In den vergangenen zwei Jahrzehnten ist die Zahl der Krankenhausbehandlungen von Hautkrebs immens gestiegen. Waren es nach Angaben des Statistischen Bundesamts (Destatis) im Jahr 2003 noch rund 62.000 stationäre Behandlungen, lag die Zahl im Jahr 2023 bei 116.900. Das waren fast 88 Prozent mehr Fälle, wie Destatis mitteilt. 

Trotz des Risikos liegen auch in Bremen an den Badestellen die Menschen in der prallen Sonne, nicht jeder cremt sich mit Sonnenschutz ein, nicht jeder sorgt sich vor den Folgen. Tina Steiner, Oberärztin für Dermatologie am Klinikum-Ost, erklärt, was die Folgen sein können.

Frau Steiner, wenn Sie von dieser Sorglosigkeit hören – was geht in Ihnen vor?

Wir sehen die Patienten bei uns im Klinikalltag, wenn das Kind schon in den Brunnen gefallen ist und der Hautkrebs schon da ist. Meistens sind die Patienten dann auch alarmiert und nehmen unsere Ratschläge an, die wir zum Hautschutz geben. Natürlich ist es trotzdem erschreckend zu sehen, wie unvorsichtig einige Menschen mit ihrer Gesundheit umgehen.

Woran liegt das Ihrer Meinung nach?

Vieles hat auch mit westlichen Schönheitsidealen zu tun. In den 60er-, 70er-, 80er-Jahren war es auch ein Zeichen von Reichtum, wenn man eine braune Haut hatte – das war eben ein Statussymbol. Das hat Einfluss auf unser Denken heute. Aber ich glaube auch, dass sich das Freizeitverhalten so verändert hat, dass viele Menschen mehr draußen unterwegs sind und der Outdoor-Sport auch zugenommen hat.

Haben tatsächlich mehr Menschen Hautkrebs als früher oder werden einfach jetzt mehr Fälle statistisch erfasst?

Da spielen tatsächlich beide Komponenten zusammen. Es gibt mehr Hautkrebsfälle, da vor allem der weiße Hautkrebs eine Krebserkrankung ist, die im hohen Alter auftritt.
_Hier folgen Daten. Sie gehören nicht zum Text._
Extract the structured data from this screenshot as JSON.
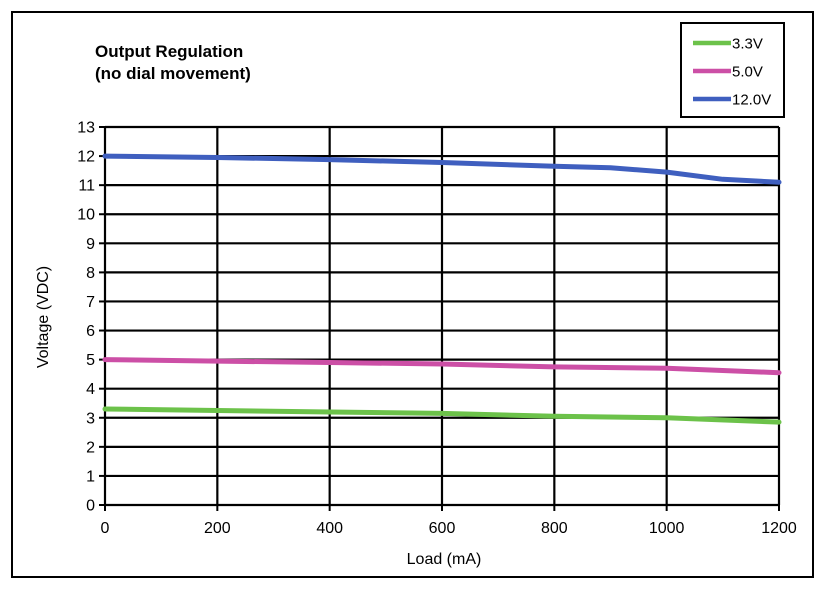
{
  "chart_data": {
    "type": "line",
    "title": [
      "Output Regulation",
      "(no dial movement)"
    ],
    "xlabel": "Load (mA)",
    "ylabel": "Voltage (VDC)",
    "xlim": [
      0,
      1200
    ],
    "ylim": [
      0,
      13
    ],
    "x_ticks": [
      0,
      200,
      400,
      600,
      800,
      1000,
      1200
    ],
    "y_ticks": [
      0,
      1,
      2,
      3,
      4,
      5,
      6,
      7,
      8,
      9,
      10,
      11,
      12,
      13
    ],
    "grid": true,
    "legend_position": "top-right",
    "series": [
      {
        "name": "3.3V",
        "color": "#6cc24a",
        "x": [
          0,
          200,
          400,
          600,
          800,
          1000,
          1200
        ],
        "y": [
          3.3,
          3.25,
          3.2,
          3.15,
          3.05,
          3.0,
          2.85
        ]
      },
      {
        "name": "5.0V",
        "color": "#cc4fa6",
        "x": [
          0,
          200,
          400,
          600,
          800,
          1000,
          1200
        ],
        "y": [
          5.0,
          4.95,
          4.9,
          4.85,
          4.75,
          4.7,
          4.55
        ]
      },
      {
        "name": "12.0V",
        "color": "#3f5fbf",
        "x": [
          0,
          200,
          400,
          600,
          800,
          900,
          1000,
          1100,
          1200
        ],
        "y": [
          12.0,
          11.95,
          11.88,
          11.78,
          11.65,
          11.6,
          11.45,
          11.2,
          11.1
        ]
      }
    ]
  }
}
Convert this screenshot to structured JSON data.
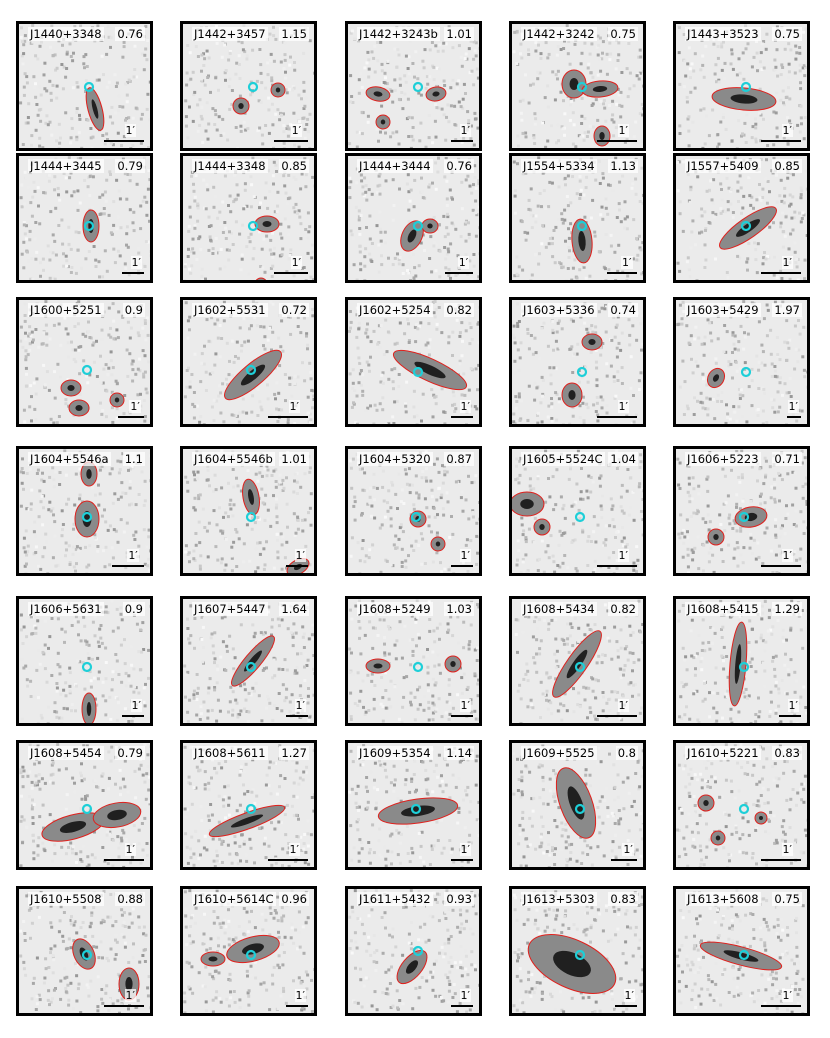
{
  "scale_label": "1′",
  "colors": {
    "contour": "#e0201c",
    "host": "#1ecfd8",
    "frame": "#000000"
  },
  "panels": [
    {
      "name": "J1440+3348",
      "value": "0.76"
    },
    {
      "name": "J1442+3457",
      "value": "1.15"
    },
    {
      "name": "J1442+3243b",
      "value": "1.01"
    },
    {
      "name": "J1442+3242",
      "value": "0.75"
    },
    {
      "name": "J1443+3523",
      "value": "0.75"
    },
    {
      "name": "J1444+3445",
      "value": "0.79"
    },
    {
      "name": "J1444+3348",
      "value": "0.85"
    },
    {
      "name": "J1444+3444",
      "value": "0.76"
    },
    {
      "name": "J1554+5334",
      "value": "1.13"
    },
    {
      "name": "J1557+5409",
      "value": "0.85"
    },
    {
      "name": "J1600+5251",
      "value": "0.9"
    },
    {
      "name": "J1602+5531",
      "value": "0.72"
    },
    {
      "name": "J1602+5254",
      "value": "0.82"
    },
    {
      "name": "J1603+5336",
      "value": "0.74"
    },
    {
      "name": "J1603+5429",
      "value": "1.97"
    },
    {
      "name": "J1604+5546a",
      "value": "1.1"
    },
    {
      "name": "J1604+5546b",
      "value": "1.01"
    },
    {
      "name": "J1604+5320",
      "value": "0.87"
    },
    {
      "name": "J1605+5524C",
      "value": "1.04"
    },
    {
      "name": "J1606+5223",
      "value": "0.71"
    },
    {
      "name": "J1606+5631",
      "value": "0.9"
    },
    {
      "name": "J1607+5447",
      "value": "1.64"
    },
    {
      "name": "J1608+5249",
      "value": "1.03"
    },
    {
      "name": "J1608+5434",
      "value": "0.82"
    },
    {
      "name": "J1608+5415",
      "value": "1.29"
    },
    {
      "name": "J1608+5454",
      "value": "0.79"
    },
    {
      "name": "J1608+5611",
      "value": "1.27"
    },
    {
      "name": "J1609+5354",
      "value": "1.14"
    },
    {
      "name": "J1609+5525",
      "value": "0.8"
    },
    {
      "name": "J1610+5221",
      "value": "0.83"
    },
    {
      "name": "J1610+5508",
      "value": "0.88"
    },
    {
      "name": "J1610+5614C",
      "value": "0.96"
    },
    {
      "name": "J1611+5432",
      "value": "0.93"
    },
    {
      "name": "J1613+5303",
      "value": "0.83"
    },
    {
      "name": "J1613+5608",
      "value": "0.75"
    }
  ]
}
Durch den demografischen Wandel gibt es viel mehr ältere Menschen, wodurch der Hautkrebs einfach öfter zu sehen ist.

Ich glaube aber auch, dass die Aufmerksamkeit zumindest in den letzten Jahren zugenommen hat und die Menschen vermehrt darauf achten, was auf der Haut zu sehen ist.

Sind auch die Risiken für Hautkrebs gestiegen? Stichwort Klimakrise.

Natürlich spielt auch der Klimawandel eine Rolle. Da die Ozonschicht dünner wird und so die UV-Strahlen vermehrt eindringen können. Aber letztendlich waren die Sonnenstrahlen schon immer da und waren auch schon immer potenziell gefährlich.

Thema Vorbeugung: Alle zwei Jahre übernehmen die Krankenkassen eine Vorsorgeuntersuchung, aber an der gibt es auch Kritik. Manche Stimmen sagen: Dadurch gibt es auch nicht weniger Todesfälle.

Zwei Frauen schützen sich mit einem Schirm vor der Sonne.
Wer in der Sonne sitzt, sollte seine Haut vor den Strahlen schützen. Bild: dpa | Rolf Vennenbernd

Natürlich empfehlen wir immer die Vorsorge. Weil Vorsorge immer besser ist als Nachsorge. Es ist schwierig in der Praxis heutzutage einen zeitnahen Termin zu finden. Trotzdem ist es so, dass es viele Vorteile mit sich bringt, wenn Tumore frühzeitig erkannt werden. Die Operationen sind kleiner, die Kosten für das gesamte Gesundheitssystem sind niedriger. Deswegen sehe ich persönlich den Vorteil deutlich überwiegend.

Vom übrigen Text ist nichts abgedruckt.